En un mundo cuerdo, el Estado Mayor Conjunto y el secretario de Defensa dimitirían. Llevamos demasiado tiempo escuchando sus alardes arribistas sobre la asignación del cambio climático como su principal desafío. Durante demasiado tiempo han hecho gala de sus credenciales de teoría racial crítica ante el Congreso. Durante demasiado tiempo se han jactado de erradicar a los supuestos “supremacistas blancos” de sus filas. Durante demasiado tiempo han discutido con los periodistas, mientras libraban guerras en Twitter y emitían anuncios caricaturescos que atestiguaban sus credenciales de “woke”.
En otras palabras, dieron sermones sobre cualquier cosa y todo, excepto sus planes para evitar una humillante derrota militar de las fuerzas estadounidenses y sus aliados.
Nuestras agencias de inteligencia e investigación son igualmente sospechosas desde el punto de vista moral. El legado de John Brennan, James Clapper, James Comey y Andrew McCabe ha sido la destrucción de la reputación de la CIA, la NSA y el FBI.
Los lacayos y arribistas de inteligencia, actuales y retirados, desperdiciaron años promulgando la “colusión” rusa. Juraron que el portátil de Hunter Biden era “desinformación” rusa. Manipularon pruebas, vigilaron y desenmascararon a funcionarios y urdieron complots adolescentes contra un presidente electo. Todo eso era más importante para sus carreras que advertir de las crecientes amenazas existenciales en Afganistán.
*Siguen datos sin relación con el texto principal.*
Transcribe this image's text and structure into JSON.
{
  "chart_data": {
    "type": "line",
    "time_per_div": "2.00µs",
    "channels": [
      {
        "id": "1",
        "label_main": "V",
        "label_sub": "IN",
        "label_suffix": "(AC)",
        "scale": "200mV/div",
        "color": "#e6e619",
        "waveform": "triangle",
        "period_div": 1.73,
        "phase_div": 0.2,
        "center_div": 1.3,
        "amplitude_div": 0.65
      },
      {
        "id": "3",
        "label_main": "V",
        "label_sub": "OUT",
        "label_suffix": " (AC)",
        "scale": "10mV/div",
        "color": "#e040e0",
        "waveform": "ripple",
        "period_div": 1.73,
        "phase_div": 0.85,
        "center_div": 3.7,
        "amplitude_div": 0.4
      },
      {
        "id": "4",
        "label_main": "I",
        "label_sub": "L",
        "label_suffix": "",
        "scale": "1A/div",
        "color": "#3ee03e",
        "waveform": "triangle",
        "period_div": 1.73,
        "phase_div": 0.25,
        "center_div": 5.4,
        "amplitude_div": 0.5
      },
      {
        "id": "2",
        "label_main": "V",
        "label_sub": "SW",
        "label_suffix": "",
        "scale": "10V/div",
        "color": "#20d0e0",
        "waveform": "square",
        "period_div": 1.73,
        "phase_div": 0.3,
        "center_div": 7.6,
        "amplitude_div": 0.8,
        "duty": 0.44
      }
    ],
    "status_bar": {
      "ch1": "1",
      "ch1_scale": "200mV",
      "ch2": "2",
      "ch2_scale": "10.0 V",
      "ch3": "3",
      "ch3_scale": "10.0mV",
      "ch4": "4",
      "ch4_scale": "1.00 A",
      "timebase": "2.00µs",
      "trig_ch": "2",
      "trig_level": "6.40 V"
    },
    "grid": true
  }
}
Tras la debacle afgana, debemos despolitizar y desarmar estas agencias deformadas e instituciones incompetentes.
Podríamos empezar de forma simbólica retirando las autorizaciones de seguridad a todos los operativos, oficiales y diplomáticos retirados que salen en la televisión para ofrecer análisis partidistas, haciendo guiños a su acceso de élite a datos brutos de alto secreto.
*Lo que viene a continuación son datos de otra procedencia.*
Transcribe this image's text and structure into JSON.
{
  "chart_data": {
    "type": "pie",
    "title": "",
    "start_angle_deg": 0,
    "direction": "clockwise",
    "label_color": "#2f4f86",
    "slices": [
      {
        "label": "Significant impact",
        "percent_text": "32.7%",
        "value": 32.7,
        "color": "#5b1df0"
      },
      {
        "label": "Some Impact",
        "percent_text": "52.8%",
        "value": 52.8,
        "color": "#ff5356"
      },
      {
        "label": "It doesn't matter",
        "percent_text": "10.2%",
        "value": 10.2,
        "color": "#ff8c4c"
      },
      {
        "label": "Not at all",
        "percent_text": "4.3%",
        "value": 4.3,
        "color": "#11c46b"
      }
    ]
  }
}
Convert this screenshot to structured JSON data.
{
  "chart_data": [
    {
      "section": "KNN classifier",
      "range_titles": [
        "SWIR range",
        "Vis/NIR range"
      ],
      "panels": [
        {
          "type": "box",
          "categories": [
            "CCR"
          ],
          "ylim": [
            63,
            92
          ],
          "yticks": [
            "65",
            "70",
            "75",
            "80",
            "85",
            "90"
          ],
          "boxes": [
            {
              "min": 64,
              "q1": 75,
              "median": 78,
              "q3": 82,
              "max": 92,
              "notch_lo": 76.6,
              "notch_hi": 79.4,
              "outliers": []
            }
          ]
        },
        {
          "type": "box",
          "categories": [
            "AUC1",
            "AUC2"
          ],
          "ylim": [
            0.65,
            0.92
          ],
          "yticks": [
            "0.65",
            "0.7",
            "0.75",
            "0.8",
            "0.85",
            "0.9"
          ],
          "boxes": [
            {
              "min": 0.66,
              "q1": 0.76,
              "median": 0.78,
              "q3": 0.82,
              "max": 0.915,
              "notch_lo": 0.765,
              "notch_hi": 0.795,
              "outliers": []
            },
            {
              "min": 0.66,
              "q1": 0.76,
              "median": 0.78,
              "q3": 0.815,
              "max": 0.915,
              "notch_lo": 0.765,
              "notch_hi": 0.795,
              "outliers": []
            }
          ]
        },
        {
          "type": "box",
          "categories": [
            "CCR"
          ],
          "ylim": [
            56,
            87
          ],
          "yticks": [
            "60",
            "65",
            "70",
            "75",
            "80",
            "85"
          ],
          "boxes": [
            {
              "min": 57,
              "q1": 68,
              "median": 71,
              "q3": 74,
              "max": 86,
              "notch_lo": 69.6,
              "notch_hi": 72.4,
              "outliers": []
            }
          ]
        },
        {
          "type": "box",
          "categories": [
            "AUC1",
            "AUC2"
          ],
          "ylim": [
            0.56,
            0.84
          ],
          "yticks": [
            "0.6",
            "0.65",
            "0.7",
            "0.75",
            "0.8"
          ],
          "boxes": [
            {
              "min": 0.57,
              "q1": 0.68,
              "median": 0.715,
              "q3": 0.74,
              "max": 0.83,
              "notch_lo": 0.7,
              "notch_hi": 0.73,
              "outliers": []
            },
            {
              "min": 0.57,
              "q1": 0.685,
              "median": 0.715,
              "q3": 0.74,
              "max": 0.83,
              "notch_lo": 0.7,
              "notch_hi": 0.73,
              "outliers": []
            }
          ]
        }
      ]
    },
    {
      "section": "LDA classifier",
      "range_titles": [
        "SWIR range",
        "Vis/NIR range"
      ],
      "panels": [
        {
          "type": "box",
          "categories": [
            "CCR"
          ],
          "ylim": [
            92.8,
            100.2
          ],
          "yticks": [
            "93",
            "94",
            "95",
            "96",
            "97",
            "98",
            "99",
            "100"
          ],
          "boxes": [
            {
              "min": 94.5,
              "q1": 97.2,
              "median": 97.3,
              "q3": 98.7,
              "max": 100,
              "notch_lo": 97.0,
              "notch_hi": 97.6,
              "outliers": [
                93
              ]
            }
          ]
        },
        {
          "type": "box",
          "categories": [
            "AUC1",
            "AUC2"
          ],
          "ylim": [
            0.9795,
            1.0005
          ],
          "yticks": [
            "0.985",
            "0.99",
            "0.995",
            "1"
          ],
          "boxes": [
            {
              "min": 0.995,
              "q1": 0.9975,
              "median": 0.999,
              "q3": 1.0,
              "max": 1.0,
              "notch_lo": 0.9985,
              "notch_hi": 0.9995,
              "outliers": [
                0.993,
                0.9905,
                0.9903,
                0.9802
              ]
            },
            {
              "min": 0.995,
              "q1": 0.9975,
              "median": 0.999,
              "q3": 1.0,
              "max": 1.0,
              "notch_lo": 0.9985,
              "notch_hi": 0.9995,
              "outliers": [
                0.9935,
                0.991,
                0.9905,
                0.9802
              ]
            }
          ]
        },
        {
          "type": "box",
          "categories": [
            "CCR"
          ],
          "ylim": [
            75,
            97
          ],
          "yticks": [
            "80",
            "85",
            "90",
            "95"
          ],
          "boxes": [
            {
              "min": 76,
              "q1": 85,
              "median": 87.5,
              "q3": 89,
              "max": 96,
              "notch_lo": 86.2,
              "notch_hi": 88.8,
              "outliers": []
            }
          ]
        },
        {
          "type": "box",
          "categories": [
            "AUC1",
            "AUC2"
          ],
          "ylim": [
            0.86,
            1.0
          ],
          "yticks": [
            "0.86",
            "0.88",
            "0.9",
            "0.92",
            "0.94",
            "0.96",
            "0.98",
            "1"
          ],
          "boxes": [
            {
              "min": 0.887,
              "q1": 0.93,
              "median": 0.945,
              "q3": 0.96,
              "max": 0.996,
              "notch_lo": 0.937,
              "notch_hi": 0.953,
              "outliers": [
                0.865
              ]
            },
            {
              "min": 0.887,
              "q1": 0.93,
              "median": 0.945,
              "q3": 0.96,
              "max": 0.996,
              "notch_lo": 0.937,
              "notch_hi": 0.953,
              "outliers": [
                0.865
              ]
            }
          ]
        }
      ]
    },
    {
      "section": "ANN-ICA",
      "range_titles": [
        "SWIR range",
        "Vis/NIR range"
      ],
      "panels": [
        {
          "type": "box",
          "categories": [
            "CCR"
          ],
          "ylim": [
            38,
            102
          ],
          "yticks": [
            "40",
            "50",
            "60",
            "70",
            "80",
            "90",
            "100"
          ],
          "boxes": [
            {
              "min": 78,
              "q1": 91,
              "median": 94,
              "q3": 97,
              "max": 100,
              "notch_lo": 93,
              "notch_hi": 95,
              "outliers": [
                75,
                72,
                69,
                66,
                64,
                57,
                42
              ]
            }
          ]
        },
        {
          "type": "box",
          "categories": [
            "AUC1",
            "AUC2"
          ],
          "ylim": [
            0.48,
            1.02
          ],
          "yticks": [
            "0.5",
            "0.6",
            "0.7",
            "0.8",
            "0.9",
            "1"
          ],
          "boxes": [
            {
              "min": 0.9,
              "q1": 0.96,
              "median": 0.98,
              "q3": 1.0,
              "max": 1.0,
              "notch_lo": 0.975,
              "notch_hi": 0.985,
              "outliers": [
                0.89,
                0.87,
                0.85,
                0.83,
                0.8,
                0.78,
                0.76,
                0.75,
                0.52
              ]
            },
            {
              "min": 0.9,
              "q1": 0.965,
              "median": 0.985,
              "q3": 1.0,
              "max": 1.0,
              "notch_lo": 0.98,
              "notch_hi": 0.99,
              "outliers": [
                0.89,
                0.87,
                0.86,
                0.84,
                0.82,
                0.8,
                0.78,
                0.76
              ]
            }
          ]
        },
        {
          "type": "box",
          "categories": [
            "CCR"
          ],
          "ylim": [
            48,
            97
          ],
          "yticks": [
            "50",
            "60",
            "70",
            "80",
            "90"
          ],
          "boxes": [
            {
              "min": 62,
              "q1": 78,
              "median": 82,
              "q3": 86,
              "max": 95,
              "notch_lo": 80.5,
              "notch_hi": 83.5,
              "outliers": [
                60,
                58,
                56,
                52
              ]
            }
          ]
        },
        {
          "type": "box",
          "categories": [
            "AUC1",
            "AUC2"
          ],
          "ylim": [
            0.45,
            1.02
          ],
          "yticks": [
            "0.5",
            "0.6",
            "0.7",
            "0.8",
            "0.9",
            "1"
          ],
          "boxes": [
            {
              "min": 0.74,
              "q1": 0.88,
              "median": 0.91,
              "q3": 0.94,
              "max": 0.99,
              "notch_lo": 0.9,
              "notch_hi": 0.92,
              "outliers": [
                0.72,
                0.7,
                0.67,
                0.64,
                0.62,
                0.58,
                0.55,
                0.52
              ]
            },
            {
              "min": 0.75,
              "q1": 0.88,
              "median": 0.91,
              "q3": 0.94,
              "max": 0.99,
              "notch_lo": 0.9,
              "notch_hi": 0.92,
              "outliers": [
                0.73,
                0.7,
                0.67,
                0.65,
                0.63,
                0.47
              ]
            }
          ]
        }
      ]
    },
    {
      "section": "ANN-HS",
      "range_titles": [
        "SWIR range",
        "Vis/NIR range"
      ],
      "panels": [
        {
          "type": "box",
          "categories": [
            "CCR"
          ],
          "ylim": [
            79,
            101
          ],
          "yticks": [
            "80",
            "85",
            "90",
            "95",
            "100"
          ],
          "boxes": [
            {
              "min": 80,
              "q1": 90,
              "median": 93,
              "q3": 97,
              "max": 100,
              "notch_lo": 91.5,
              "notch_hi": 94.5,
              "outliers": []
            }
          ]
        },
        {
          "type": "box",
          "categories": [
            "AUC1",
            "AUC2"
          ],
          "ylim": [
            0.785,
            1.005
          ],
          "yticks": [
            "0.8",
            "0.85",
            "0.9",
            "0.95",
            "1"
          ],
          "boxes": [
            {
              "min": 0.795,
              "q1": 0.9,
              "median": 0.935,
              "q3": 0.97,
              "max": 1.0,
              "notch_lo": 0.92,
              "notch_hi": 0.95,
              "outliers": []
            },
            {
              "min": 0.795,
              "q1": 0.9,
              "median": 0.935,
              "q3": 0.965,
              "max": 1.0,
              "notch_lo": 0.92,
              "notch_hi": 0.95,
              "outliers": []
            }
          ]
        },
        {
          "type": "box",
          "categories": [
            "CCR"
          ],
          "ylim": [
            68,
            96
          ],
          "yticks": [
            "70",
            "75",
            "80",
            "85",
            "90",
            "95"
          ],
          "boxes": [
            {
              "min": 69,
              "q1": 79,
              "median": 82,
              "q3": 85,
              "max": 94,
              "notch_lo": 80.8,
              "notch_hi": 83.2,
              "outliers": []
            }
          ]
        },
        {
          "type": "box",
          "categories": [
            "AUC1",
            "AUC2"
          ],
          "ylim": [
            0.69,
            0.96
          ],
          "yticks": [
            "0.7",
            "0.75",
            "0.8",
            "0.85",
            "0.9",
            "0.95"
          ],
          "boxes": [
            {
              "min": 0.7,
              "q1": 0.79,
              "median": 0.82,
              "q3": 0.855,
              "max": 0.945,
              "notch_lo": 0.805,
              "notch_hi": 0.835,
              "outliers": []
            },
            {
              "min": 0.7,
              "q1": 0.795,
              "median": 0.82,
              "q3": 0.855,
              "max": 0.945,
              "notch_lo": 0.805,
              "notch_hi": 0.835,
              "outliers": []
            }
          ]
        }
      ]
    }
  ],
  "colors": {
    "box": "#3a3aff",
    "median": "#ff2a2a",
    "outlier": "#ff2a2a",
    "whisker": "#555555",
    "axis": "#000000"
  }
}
Los altos mandos retirados y pensionados deberían rendir cuentas por fin si violan los principios del Código Uniforme de Justicia Militar. Cuando cuatro estrellas aleccionan a la nación diciendo que un presidente elegido es un Mussolini o un nazi, pero guardan silencio durante el mayor revés militar en medio siglo, deberían perder las exenciones de los códigos militares existentes.
Los oficiales retirados que entran y salen de los consejos de administración de las empresas de defensa para ocupar puestos en el Pentágono deberían tener un período de enfriamiento de cinco años antes de aprovechar sus conocimientos internos del laberinto de adquisiciones del Pentágono.
En cuanto a Joe Biden, su equipo en la derrota amenaza a los talibanes victoriosos con un posible ostracismo de la diplomacia mundial como precio de su iliberalidad. Hemos de suponer que, entre la ejecución de mujeres, los talibanes temerán perder la oportunidad de visitar la ONU en Nueva York.
El propio Biden ha desafiado una sentencia del Tribunal Supremo y ha asumido que es bueno haber infringido la ley. Bajo su mirada, el destino de la frontera de Estados Unidos, la integridad del voto, la aplicación equitativa de las leyes, la economía, la energía, la seguridad frente al crimen, la política exterior y las relaciones raciales han implosionado, y nada menos que en siete meses.
Si Joe Biden fuera republicano, la actual Cámara de Representantes demócrata lo habría destituido hace tiempo. Después de la catástrofe de Kabul, incluso el Senado bipartidista podría haberlo condenado. Y ambos habrían hecho bien en hacerlo.